Epiregulin (EPR) is a protein that in humans is encoded by the EREG gene.

Structure 
Epiregulin consists of 46 amino acid residues. Its secondary structure contains approximately 30 percent of β-sheet in the strand. Some of the residues form loops and turns due to the hydrogen bonding. The percentage of β-sheet in epiregulin depends on the domain and the secondary structures that they occupy. The polymeric molecules of epiregulin has the formula weight of 5280.1 g/mol with a polypeptide(L), a polymer type.

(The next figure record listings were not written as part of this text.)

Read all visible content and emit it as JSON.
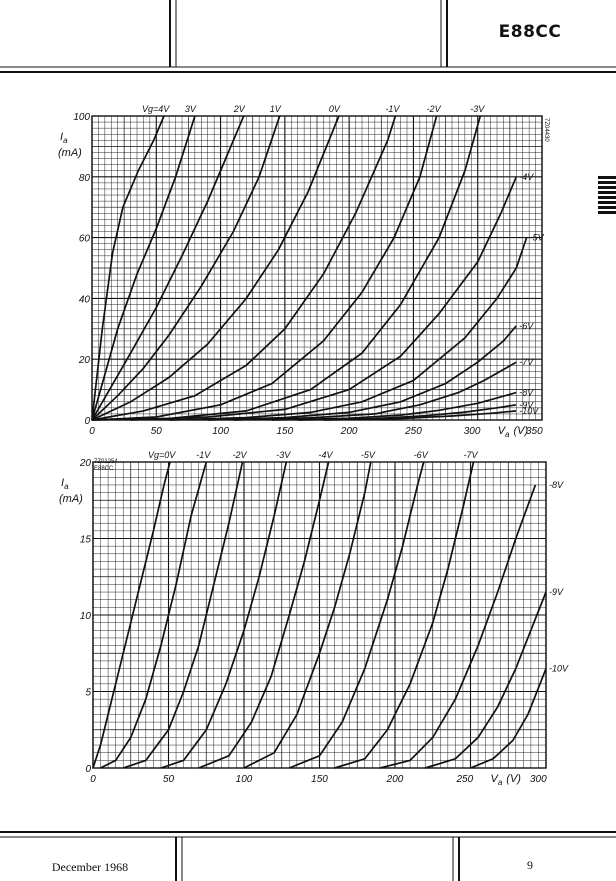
{
  "header": {
    "title": "E88CC"
  },
  "footer": {
    "date": "December 1968",
    "page": "9"
  },
  "chart_data": [
    {
      "type": "line",
      "code": "7Z04430",
      "xlabel_var": "V",
      "xlabel_sub": "a",
      "xlabel_unit": "(V)",
      "ylabel_var": "I",
      "ylabel_sub": "a",
      "ylabel_unit": "(mA)",
      "xlim": [
        0,
        350
      ],
      "ylim": [
        0,
        100
      ],
      "x_ticks": [
        "0",
        "50",
        "100",
        "150",
        "200",
        "250",
        "300",
        "350"
      ],
      "y_ticks": [
        "0",
        "20",
        "40",
        "60",
        "80",
        "100"
      ],
      "grid": true,
      "series": [
        {
          "name": "Vg=4V",
          "points": [
            [
              0,
              0
            ],
            [
              8,
              30
            ],
            [
              16,
              55
            ],
            [
              24,
              70
            ],
            [
              36,
              82
            ],
            [
              48,
              92
            ],
            [
              56,
              100
            ]
          ]
        },
        {
          "name": "3V",
          "points": [
            [
              0,
              0
            ],
            [
              10,
              15
            ],
            [
              20,
              30
            ],
            [
              35,
              48
            ],
            [
              50,
              63
            ],
            [
              65,
              80
            ],
            [
              80,
              100
            ]
          ]
        },
        {
          "name": "2V",
          "points": [
            [
              0,
              0
            ],
            [
              15,
              11
            ],
            [
              30,
              22
            ],
            [
              50,
              37
            ],
            [
              70,
              54
            ],
            [
              90,
              72
            ],
            [
              105,
              87
            ],
            [
              118,
              100
            ]
          ]
        },
        {
          "name": "1V",
          "points": [
            [
              0,
              0
            ],
            [
              20,
              8
            ],
            [
              40,
              17
            ],
            [
              60,
              28
            ],
            [
              85,
              44
            ],
            [
              110,
              62
            ],
            [
              130,
              80
            ],
            [
              146,
              100
            ]
          ]
        },
        {
          "name": "0V",
          "points": [
            [
              0,
              0
            ],
            [
              30,
              6
            ],
            [
              60,
              14
            ],
            [
              90,
              25
            ],
            [
              120,
              40
            ],
            [
              145,
              56
            ],
            [
              168,
              75
            ],
            [
              192,
              100
            ]
          ]
        },
        {
          "name": "-1V",
          "points": [
            [
              0,
              0
            ],
            [
              40,
              3
            ],
            [
              80,
              8
            ],
            [
              120,
              18
            ],
            [
              150,
              30
            ],
            [
              180,
              48
            ],
            [
              205,
              68
            ],
            [
              230,
              92
            ],
            [
              236,
              100
            ]
          ]
        },
        {
          "name": "-2V",
          "points": [
            [
              0,
              0
            ],
            [
              50,
              1
            ],
            [
              100,
              5
            ],
            [
              140,
              12
            ],
            [
              180,
              26
            ],
            [
              210,
              42
            ],
            [
              235,
              60
            ],
            [
              255,
              80
            ],
            [
              268,
              100
            ]
          ]
        },
        {
          "name": "-3V",
          "points": [
            [
              0,
              0
            ],
            [
              60,
              0.5
            ],
            [
              120,
              3
            ],
            [
              170,
              10
            ],
            [
              210,
              22
            ],
            [
              240,
              38
            ],
            [
              270,
              60
            ],
            [
              290,
              82
            ],
            [
              302,
              100
            ]
          ]
        },
        {
          "name": "-4V",
          "points": [
            [
              30,
              0
            ],
            [
              90,
              1
            ],
            [
              150,
              3.5
            ],
            [
              200,
              10
            ],
            [
              240,
              21
            ],
            [
              270,
              35
            ],
            [
              300,
              52
            ],
            [
              318,
              68
            ],
            [
              330,
              80
            ]
          ]
        },
        {
          "name": "-5V",
          "points": [
            [
              60,
              0
            ],
            [
              120,
              0.8
            ],
            [
              170,
              2.5
            ],
            [
              210,
              6
            ],
            [
              250,
              13
            ],
            [
              290,
              27
            ],
            [
              315,
              40
            ],
            [
              330,
              50
            ],
            [
              338,
              60
            ]
          ]
        },
        {
          "name": "-6V",
          "points": [
            [
              90,
              0
            ],
            [
              150,
              0.8
            ],
            [
              200,
              2.5
            ],
            [
              240,
              6
            ],
            [
              275,
              12
            ],
            [
              300,
              19
            ],
            [
              320,
              26
            ],
            [
              330,
              31
            ]
          ]
        },
        {
          "name": "-7V",
          "points": [
            [
              110,
              0
            ],
            [
              170,
              0.7
            ],
            [
              220,
              2
            ],
            [
              255,
              5
            ],
            [
              285,
              9
            ],
            [
              305,
              13
            ],
            [
              330,
              19
            ]
          ]
        },
        {
          "name": "-8V",
          "points": [
            [
              140,
              0
            ],
            [
              200,
              0.6
            ],
            [
              240,
              1.6
            ],
            [
              270,
              3.2
            ],
            [
              300,
              5.5
            ],
            [
              330,
              9
            ]
          ]
        },
        {
          "name": "-9V",
          "points": [
            [
              160,
              0
            ],
            [
              220,
              0.5
            ],
            [
              260,
              1.4
            ],
            [
              290,
              2.6
            ],
            [
              315,
              4
            ],
            [
              330,
              5
            ]
          ]
        },
        {
          "name": "-10V",
          "points": [
            [
              180,
              0
            ],
            [
              240,
              0.5
            ],
            [
              280,
              1.3
            ],
            [
              310,
              2.2
            ],
            [
              330,
              3
            ]
          ]
        }
      ]
    },
    {
      "type": "line",
      "code": "7Z01254",
      "tube": "E88CC",
      "xlabel_var": "V",
      "xlabel_sub": "a",
      "xlabel_unit": "(V)",
      "ylabel_var": "I",
      "ylabel_sub": "a",
      "ylabel_unit": "(mA)",
      "xlim": [
        0,
        300
      ],
      "ylim": [
        0,
        20
      ],
      "x_ticks": [
        "0",
        "50",
        "100",
        "150",
        "200",
        "250",
        "300"
      ],
      "y_ticks": [
        "0",
        "5",
        "10",
        "15",
        "20"
      ],
      "grid": true,
      "series": [
        {
          "name": "Vg=0V",
          "points": [
            [
              0,
              0
            ],
            [
              5,
              1.5
            ],
            [
              10,
              3.5
            ],
            [
              20,
              7.5
            ],
            [
              30,
              11.5
            ],
            [
              40,
              15.5
            ],
            [
              47,
              18.5
            ],
            [
              51,
              20
            ]
          ]
        },
        {
          "name": "-1V",
          "points": [
            [
              5,
              0
            ],
            [
              15,
              0.5
            ],
            [
              25,
              2
            ],
            [
              35,
              4.5
            ],
            [
              45,
              8
            ],
            [
              55,
              12
            ],
            [
              65,
              16.5
            ],
            [
              75,
              20
            ]
          ]
        },
        {
          "name": "-2V",
          "points": [
            [
              20,
              0
            ],
            [
              35,
              0.5
            ],
            [
              50,
              2.5
            ],
            [
              60,
              5
            ],
            [
              70,
              8
            ],
            [
              80,
              12
            ],
            [
              90,
              16
            ],
            [
              99,
              20
            ]
          ]
        },
        {
          "name": "-3V",
          "points": [
            [
              45,
              0
            ],
            [
              60,
              0.5
            ],
            [
              75,
              2.5
            ],
            [
              88,
              5.5
            ],
            [
              100,
              9
            ],
            [
              110,
              12.5
            ],
            [
              120,
              16.5
            ],
            [
              128,
              20
            ]
          ]
        },
        {
          "name": "-4V",
          "points": [
            [
              70,
              0
            ],
            [
              90,
              0.8
            ],
            [
              105,
              3
            ],
            [
              118,
              6
            ],
            [
              130,
              10
            ],
            [
              140,
              13.5
            ],
            [
              150,
              17.5
            ],
            [
              156,
              20
            ]
          ]
        },
        {
          "name": "-5V",
          "points": [
            [
              100,
              0
            ],
            [
              120,
              1
            ],
            [
              135,
              3.5
            ],
            [
              150,
              7.5
            ],
            [
              160,
              10.5
            ],
            [
              170,
              14
            ],
            [
              180,
              18
            ],
            [
              184,
              20
            ]
          ]
        },
        {
          "name": "-6V",
          "points": [
            [
              130,
              0
            ],
            [
              150,
              0.8
            ],
            [
              165,
              3
            ],
            [
              180,
              6.5
            ],
            [
              195,
              11
            ],
            [
              205,
              14.5
            ],
            [
              215,
              18.5
            ],
            [
              219,
              20
            ]
          ]
        },
        {
          "name": "-7V",
          "points": [
            [
              160,
              0
            ],
            [
              180,
              0.6
            ],
            [
              195,
              2.5
            ],
            [
              210,
              5.5
            ],
            [
              225,
              9.5
            ],
            [
              235,
              13
            ],
            [
              245,
              17
            ],
            [
              252,
              20
            ]
          ]
        },
        {
          "name": "-8V",
          "points": [
            [
              190,
              0
            ],
            [
              210,
              0.5
            ],
            [
              225,
              2
            ],
            [
              240,
              4.5
            ],
            [
              255,
              8
            ],
            [
              268,
              11.5
            ],
            [
              280,
              15
            ],
            [
              293,
              18.5
            ]
          ]
        },
        {
          "name": "-9V",
          "points": [
            [
              220,
              0
            ],
            [
              240,
              0.6
            ],
            [
              255,
              2
            ],
            [
              268,
              4
            ],
            [
              280,
              6.5
            ],
            [
              292,
              9.5
            ],
            [
              300,
              11.5
            ]
          ]
        },
        {
          "name": "-10V",
          "points": [
            [
              250,
              0
            ],
            [
              265,
              0.6
            ],
            [
              278,
              1.8
            ],
            [
              288,
              3.5
            ],
            [
              296,
              5.5
            ],
            [
              300,
              6.5
            ]
          ]
        }
      ]
    }
  ]
}
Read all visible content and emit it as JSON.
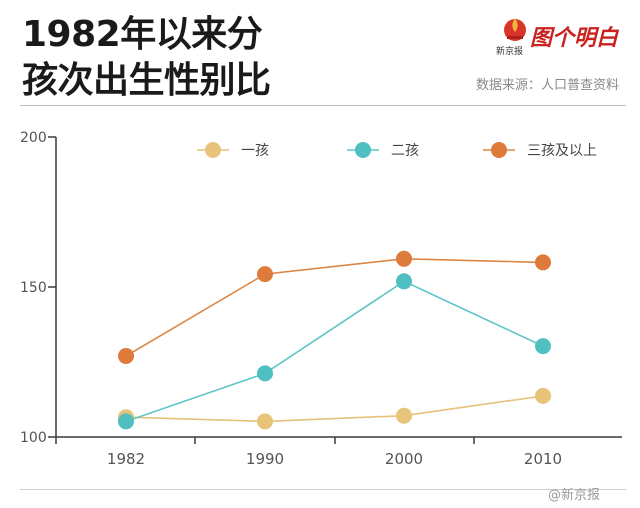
{
  "title_line1": "1982年以来分",
  "title_line2": "孩次出生性别比",
  "logo": {
    "brand": "图个明白",
    "small": "新京报"
  },
  "source": "数据来源：人口普查资料",
  "watermark": "@新京报",
  "colors": {
    "series1": "#e8c47b",
    "series2": "#4fbfc1",
    "series3": "#de7a3a",
    "line1": "#e6c27a",
    "line2": "#5ec5c6",
    "line3": "#dd8542",
    "axis": "#3a3a3a",
    "tick_label": "#555555"
  },
  "chart_data": {
    "type": "line",
    "categories": [
      "1982",
      "1990",
      "2000",
      "2010"
    ],
    "y_ticks": [
      "100",
      "150",
      "200"
    ],
    "ylim": [
      100,
      200
    ],
    "legend_position": "top",
    "series": [
      {
        "name": "一孩",
        "values": [
          106.6,
          105.2,
          107.1,
          113.7
        ]
      },
      {
        "name": "二孩",
        "values": [
          105.2,
          121.2,
          151.9,
          130.3
        ]
      },
      {
        "name": "三孩及以上",
        "values": [
          127.0,
          154.3,
          159.4,
          158.2
        ]
      }
    ]
  }
}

Structural motifs in most proteins have typical connections in an all β motif. Meaning that the polypeptide chains do not make a crossover connection or in so far as this type of connection has not been observed. Epiregulin is one of the proteins that occupies a typical connection in all β motif. Furthermore, as the structure of epiregulin forms a chain in an all β motif, it also forms β hairpin structural motif. A β hairpin is when the two adjacent anti-parallel β strands connected by a β-turn.

Function 
Epiregulin is a member of the epidermal growth factor family. Epiregulin can function as a ligand of epidermal growth factor receptor (EGFR), as well as a ligand of most members of the ERBB (v-erb-b2 oncogene homolog) family of tyrosine-kinase receptors. The secondary structure at the C-terminus epiregulin is different from other epidermal growth factor family ligands because of the lack of hydrogen bonds. The structural difference at the C-terminus may provide an explanation for the reduced  binding affinity of epiregulin to the ERBB receptors.